International Association
for Cryptologic Research

The Strassen algorithm for multiplying $2 \\times 2$ matrices requires seven multiplications and 18 additions. The recursive use of this algorithm for matrices of dimension $n$ yields a total arithmetic complexity of $(7n^{2.81}-6n^2)$ for $n=2^k$. Winograd showed that using seven multiplications for this kind of multiplications is optimal, so any algorithm for multiplying $2 \\times 2$ matrices with seven multiplications is therefore called a Strassen-like algorithm.
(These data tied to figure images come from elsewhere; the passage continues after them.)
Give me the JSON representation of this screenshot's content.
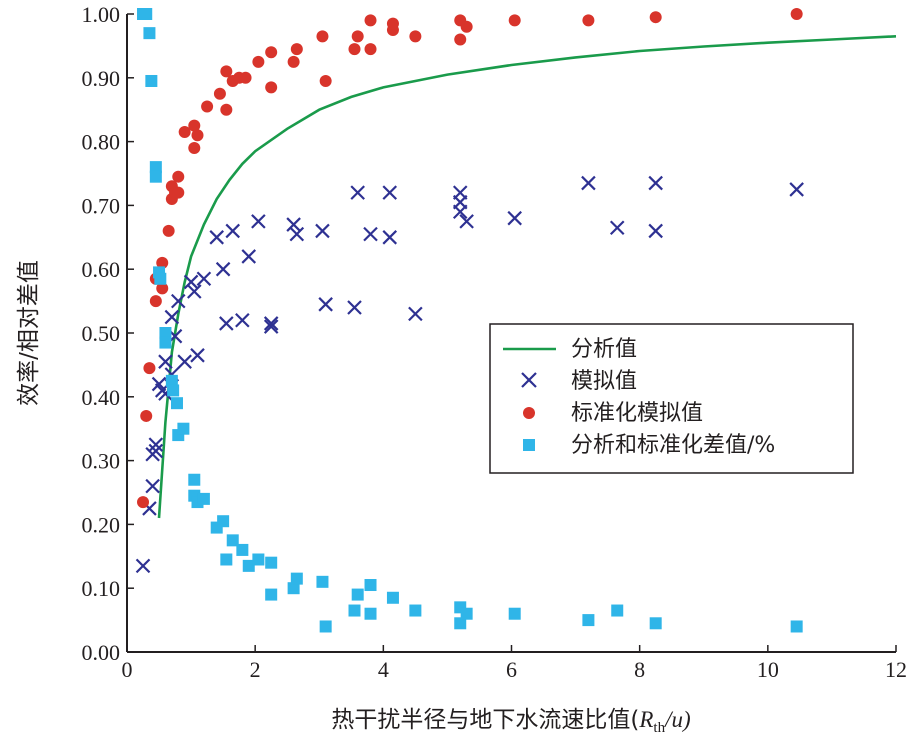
{
  "chart_data": {
    "type": "scatter",
    "xlabel": "热干扰半径与地下水流速比值(Rth/u)",
    "xlabel_parts": {
      "prefix": "热干扰半径与地下水流速比值(",
      "R": "R",
      "sub": "th",
      "suffix": "/u)"
    },
    "ylabel": "效率/相对差值",
    "xlim": [
      0,
      12
    ],
    "ylim": [
      0,
      1.0
    ],
    "x_ticks": [
      "0",
      "2",
      "4",
      "6",
      "8",
      "10",
      "12"
    ],
    "y_ticks": [
      "0.00",
      "0.10",
      "0.20",
      "0.30",
      "0.40",
      "0.50",
      "0.60",
      "0.70",
      "0.80",
      "0.90",
      "1.00"
    ],
    "grid": false,
    "legend_position": "center-right",
    "colors": {
      "analytic": "#1a9b4b",
      "simulated": "#2e3192",
      "normalized": "#d8342b",
      "difference": "#2fb5e8"
    },
    "series": [
      {
        "name": "分析值",
        "kind": "line",
        "x": [
          0.5,
          0.6,
          0.7,
          0.8,
          0.9,
          1.0,
          1.2,
          1.4,
          1.6,
          1.8,
          2.0,
          2.5,
          3.0,
          3.5,
          4.0,
          5.0,
          6.0,
          7.0,
          8.0,
          9.0,
          10.0,
          11.0,
          12.0
        ],
        "y": [
          0.21,
          0.36,
          0.47,
          0.53,
          0.58,
          0.62,
          0.67,
          0.71,
          0.74,
          0.765,
          0.785,
          0.82,
          0.85,
          0.87,
          0.885,
          0.905,
          0.92,
          0.932,
          0.942,
          0.949,
          0.955,
          0.96,
          0.965
        ]
      },
      {
        "name": "模拟值",
        "kind": "x-marker",
        "x": [
          0.25,
          0.35,
          0.4,
          0.4,
          0.45,
          0.45,
          0.5,
          0.55,
          0.6,
          0.6,
          0.7,
          0.7,
          0.75,
          0.8,
          0.9,
          1.0,
          1.05,
          1.1,
          1.2,
          1.4,
          1.5,
          1.55,
          1.65,
          1.8,
          1.9,
          2.05,
          2.25,
          2.25,
          2.6,
          2.65,
          3.05,
          3.1,
          3.55,
          3.6,
          3.8,
          4.1,
          4.1,
          4.5,
          5.2,
          5.2,
          5.2,
          5.3,
          6.05,
          7.2,
          7.65,
          8.25,
          8.25,
          10.45
        ],
        "y": [
          0.135,
          0.225,
          0.26,
          0.31,
          0.315,
          0.325,
          0.42,
          0.41,
          0.455,
          0.405,
          0.435,
          0.525,
          0.495,
          0.55,
          0.455,
          0.58,
          0.565,
          0.465,
          0.585,
          0.65,
          0.6,
          0.515,
          0.66,
          0.52,
          0.62,
          0.675,
          0.51,
          0.515,
          0.67,
          0.655,
          0.66,
          0.545,
          0.54,
          0.72,
          0.655,
          0.72,
          0.65,
          0.53,
          0.705,
          0.72,
          0.69,
          0.675,
          0.68,
          0.735,
          0.665,
          0.735,
          0.66,
          0.725
        ]
      },
      {
        "name": "标准化模拟值",
        "kind": "circle",
        "x": [
          0.25,
          0.3,
          0.35,
          0.45,
          0.45,
          0.55,
          0.55,
          0.65,
          0.7,
          0.7,
          0.75,
          0.8,
          0.8,
          0.9,
          1.05,
          1.05,
          1.1,
          1.25,
          1.45,
          1.55,
          1.55,
          1.65,
          1.75,
          1.85,
          2.05,
          2.25,
          2.25,
          2.6,
          2.65,
          3.05,
          3.1,
          3.55,
          3.6,
          3.8,
          3.8,
          4.15,
          4.15,
          4.5,
          5.2,
          5.2,
          5.3,
          6.05,
          7.2,
          8.25,
          10.45
        ],
        "y": [
          0.235,
          0.37,
          0.445,
          0.55,
          0.585,
          0.57,
          0.61,
          0.66,
          0.71,
          0.73,
          0.72,
          0.745,
          0.72,
          0.815,
          0.79,
          0.825,
          0.81,
          0.855,
          0.875,
          0.85,
          0.91,
          0.895,
          0.9,
          0.9,
          0.925,
          0.885,
          0.94,
          0.925,
          0.945,
          0.965,
          0.895,
          0.945,
          0.965,
          0.945,
          0.99,
          0.975,
          0.985,
          0.965,
          0.96,
          0.99,
          0.98,
          0.99,
          0.99,
          0.995,
          1.0
        ]
      },
      {
        "name": "分析和标准化差值/%",
        "kind": "square",
        "x": [
          0.25,
          0.3,
          0.35,
          0.38,
          0.45,
          0.45,
          0.5,
          0.52,
          0.6,
          0.6,
          0.7,
          0.72,
          0.78,
          0.8,
          0.88,
          1.05,
          1.05,
          1.1,
          1.2,
          1.4,
          1.5,
          1.55,
          1.65,
          1.8,
          1.9,
          2.05,
          2.25,
          2.25,
          2.6,
          2.65,
          3.05,
          3.1,
          3.55,
          3.6,
          3.8,
          3.8,
          4.15,
          4.5,
          5.2,
          5.2,
          5.3,
          6.05,
          7.2,
          7.65,
          8.25,
          10.45
        ],
        "y": [
          1.0,
          1.0,
          0.97,
          0.895,
          0.76,
          0.745,
          0.595,
          0.585,
          0.5,
          0.485,
          0.425,
          0.41,
          0.39,
          0.34,
          0.35,
          0.27,
          0.245,
          0.235,
          0.24,
          0.195,
          0.205,
          0.145,
          0.175,
          0.16,
          0.135,
          0.145,
          0.14,
          0.09,
          0.1,
          0.115,
          0.11,
          0.04,
          0.065,
          0.09,
          0.105,
          0.06,
          0.085,
          0.065,
          0.07,
          0.045,
          0.06,
          0.06,
          0.05,
          0.065,
          0.045,
          0.04
        ]
      }
    ]
  }
}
Winograd also discovered an additively optimal Strassen-like algorithm with 15 additions. This algorithm is called the Winograd\'s variant, whose arithmetic complexity is $(6n^{2.81}-5n^2)$ for $n=2^k$ and $(3.73n^{2.81}-5n^2)$ for $n=8\\cdot 2^k$, which is the best-known bound for Strassen-like multiplications. This paper proposes a method that reduces the complexity of Winograd\'s variant to $(5n^{2.81}+0.5n^{2.59}+2n^{2.32}-6.5n^2)$ for $n=2^k$. It is also shown that the total arithmetic complexity can be improved to $(3.55n^{2.81}+0.148n^{2.59}+1.02n^{2.32}-6.5n^2)$ for $n=8\\cdot 2^k$, which, to the best of our knowledge, improves the best-known bound for a Strassen-like matrix multiplication algorithm.